Deprived communities left to their own devices – even empowered to make decisions for themselves – are terrifying to the middle class. The New Economic Foundation states: ‘(W)e do need a strategic state that is democratically controlled, and that becomes an effective facilitator, broker, enabler, mediator and protector of our shared interests. Without a properly functioning state, society collapses’. The Young Foundation says of schemes like the B.S. internationally, ‘(o)ften the spaces left by government were filled by organised crime or gangs...the countries where civil society is strongest are also the ones with active government’. Brendan Barber, the TUC’s General Secretary, said at the TUC conference that cuts would make Britain a ‘darker, brutish and more frightening place.’ Sorry...what, or who, exactly are they afraid of?
This fear is of what Moorcock meant by ‘apparent Chaos’. This means state fear of autonomy, of people living outside what it prescribes for us, coming up with their own solutions.

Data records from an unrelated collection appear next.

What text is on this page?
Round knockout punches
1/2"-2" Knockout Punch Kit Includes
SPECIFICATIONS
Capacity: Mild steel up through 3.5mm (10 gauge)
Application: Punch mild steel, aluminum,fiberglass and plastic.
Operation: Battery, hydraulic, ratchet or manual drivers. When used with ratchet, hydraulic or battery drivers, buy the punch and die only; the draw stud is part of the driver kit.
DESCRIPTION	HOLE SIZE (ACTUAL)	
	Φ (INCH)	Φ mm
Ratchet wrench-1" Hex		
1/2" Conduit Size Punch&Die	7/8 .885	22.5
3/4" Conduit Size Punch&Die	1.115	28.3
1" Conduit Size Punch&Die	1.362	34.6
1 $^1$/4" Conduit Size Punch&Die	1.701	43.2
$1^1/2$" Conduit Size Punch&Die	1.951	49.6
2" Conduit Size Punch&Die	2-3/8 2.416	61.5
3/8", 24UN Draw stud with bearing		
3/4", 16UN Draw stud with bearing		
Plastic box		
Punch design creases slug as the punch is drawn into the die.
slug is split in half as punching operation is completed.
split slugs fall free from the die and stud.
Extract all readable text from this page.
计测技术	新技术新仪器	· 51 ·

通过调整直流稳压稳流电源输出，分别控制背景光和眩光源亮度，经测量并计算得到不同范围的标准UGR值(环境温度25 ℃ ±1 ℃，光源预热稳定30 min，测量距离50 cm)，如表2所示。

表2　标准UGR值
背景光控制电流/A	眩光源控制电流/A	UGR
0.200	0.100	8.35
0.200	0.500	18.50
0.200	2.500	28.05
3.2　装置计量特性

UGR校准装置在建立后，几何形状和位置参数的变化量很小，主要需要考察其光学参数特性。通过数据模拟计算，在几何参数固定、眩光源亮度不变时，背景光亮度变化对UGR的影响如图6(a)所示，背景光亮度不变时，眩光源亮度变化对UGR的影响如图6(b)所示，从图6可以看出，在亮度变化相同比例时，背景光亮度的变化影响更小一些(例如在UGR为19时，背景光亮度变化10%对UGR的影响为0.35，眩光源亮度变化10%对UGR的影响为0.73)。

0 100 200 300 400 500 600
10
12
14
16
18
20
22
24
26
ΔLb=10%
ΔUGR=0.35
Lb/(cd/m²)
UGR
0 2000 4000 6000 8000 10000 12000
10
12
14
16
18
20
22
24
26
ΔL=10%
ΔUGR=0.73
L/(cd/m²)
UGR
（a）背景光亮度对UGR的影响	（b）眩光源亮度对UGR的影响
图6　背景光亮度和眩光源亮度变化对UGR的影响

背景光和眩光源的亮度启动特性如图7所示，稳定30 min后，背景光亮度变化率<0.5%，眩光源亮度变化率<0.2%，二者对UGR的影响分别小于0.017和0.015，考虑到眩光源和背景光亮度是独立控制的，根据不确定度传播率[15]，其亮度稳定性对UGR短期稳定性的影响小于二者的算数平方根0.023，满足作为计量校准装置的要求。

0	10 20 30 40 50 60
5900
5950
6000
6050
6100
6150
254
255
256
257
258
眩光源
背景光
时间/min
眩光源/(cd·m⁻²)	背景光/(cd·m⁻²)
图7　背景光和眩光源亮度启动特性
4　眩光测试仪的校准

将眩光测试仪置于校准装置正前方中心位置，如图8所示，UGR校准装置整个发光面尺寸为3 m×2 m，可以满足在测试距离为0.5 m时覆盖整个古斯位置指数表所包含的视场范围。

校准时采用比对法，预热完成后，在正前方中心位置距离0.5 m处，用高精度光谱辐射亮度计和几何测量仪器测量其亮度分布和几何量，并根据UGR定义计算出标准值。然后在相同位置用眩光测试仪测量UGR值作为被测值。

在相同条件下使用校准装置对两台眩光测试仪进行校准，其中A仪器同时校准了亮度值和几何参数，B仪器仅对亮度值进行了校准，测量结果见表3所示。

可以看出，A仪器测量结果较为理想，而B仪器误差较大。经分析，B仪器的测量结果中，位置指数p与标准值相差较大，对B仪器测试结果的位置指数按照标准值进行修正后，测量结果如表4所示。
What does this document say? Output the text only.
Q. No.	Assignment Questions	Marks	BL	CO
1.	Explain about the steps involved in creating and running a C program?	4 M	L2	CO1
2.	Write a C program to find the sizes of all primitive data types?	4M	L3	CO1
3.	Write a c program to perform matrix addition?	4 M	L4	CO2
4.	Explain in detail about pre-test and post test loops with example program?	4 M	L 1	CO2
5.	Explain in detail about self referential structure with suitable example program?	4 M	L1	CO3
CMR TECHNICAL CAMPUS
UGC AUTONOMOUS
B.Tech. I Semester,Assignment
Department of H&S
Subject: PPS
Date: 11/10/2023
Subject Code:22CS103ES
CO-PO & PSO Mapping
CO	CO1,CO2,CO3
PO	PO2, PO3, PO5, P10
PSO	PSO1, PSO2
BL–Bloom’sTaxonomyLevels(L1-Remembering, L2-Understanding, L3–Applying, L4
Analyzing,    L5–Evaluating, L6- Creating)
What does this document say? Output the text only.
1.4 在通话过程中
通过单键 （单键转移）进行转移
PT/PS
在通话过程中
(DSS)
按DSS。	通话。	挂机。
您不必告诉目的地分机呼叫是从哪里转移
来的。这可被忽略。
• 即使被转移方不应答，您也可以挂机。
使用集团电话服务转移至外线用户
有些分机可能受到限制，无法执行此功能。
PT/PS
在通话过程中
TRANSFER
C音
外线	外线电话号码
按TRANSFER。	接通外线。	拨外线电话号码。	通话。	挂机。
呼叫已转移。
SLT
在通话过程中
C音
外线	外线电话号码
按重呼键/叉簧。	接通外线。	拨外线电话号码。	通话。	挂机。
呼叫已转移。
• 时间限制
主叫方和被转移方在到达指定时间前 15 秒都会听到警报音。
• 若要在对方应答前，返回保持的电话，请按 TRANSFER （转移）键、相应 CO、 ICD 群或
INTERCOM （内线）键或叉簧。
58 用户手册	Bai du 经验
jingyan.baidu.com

Instead, the Left and the centre-Left want an over-regulated, micro-managed nanny-state to stop us looking after ourselves, because we can’t do it properly. The Tories also think we can’t look after ourselves, but won’t allow what we really need to be independent of it. They just fund the police, to force us into compliancy.
This is not to say that our communities would thrive if the state pulled out and left us to our own devices. Some of us might have said differently in Thatcher’s ‘80s, when class politics resurfaced in the anarchist movement convincingly again. We celebrated our communities. Only anarchists realised that the workplace had been defeated as the major arena of struggle and that the ‘community’ was where the power lay. At this year’s TUC conference Bob Crow spoke of how the unions must lead the working class as they did against the Poll Tax. Was he actually there? The unions failed the working class entirely, too afraid in the main even to ask their members not to co-operate with the tax.
But the truth is that working class communities are mostly in tatters. Trying to address this on a practical level takes up so much of anarchists’ time that we have to think hard to remember why we are doing this: to make a new world, not fix the old one. But we deny that there is genuine ‘chaos’ in the first place. What exist instead are the very predictable and inevitable social problems that are the result of poverty, the fear of poverty, and of shattered dreams. It will take more than being allowed to run the services we already pay the state to run, to change that.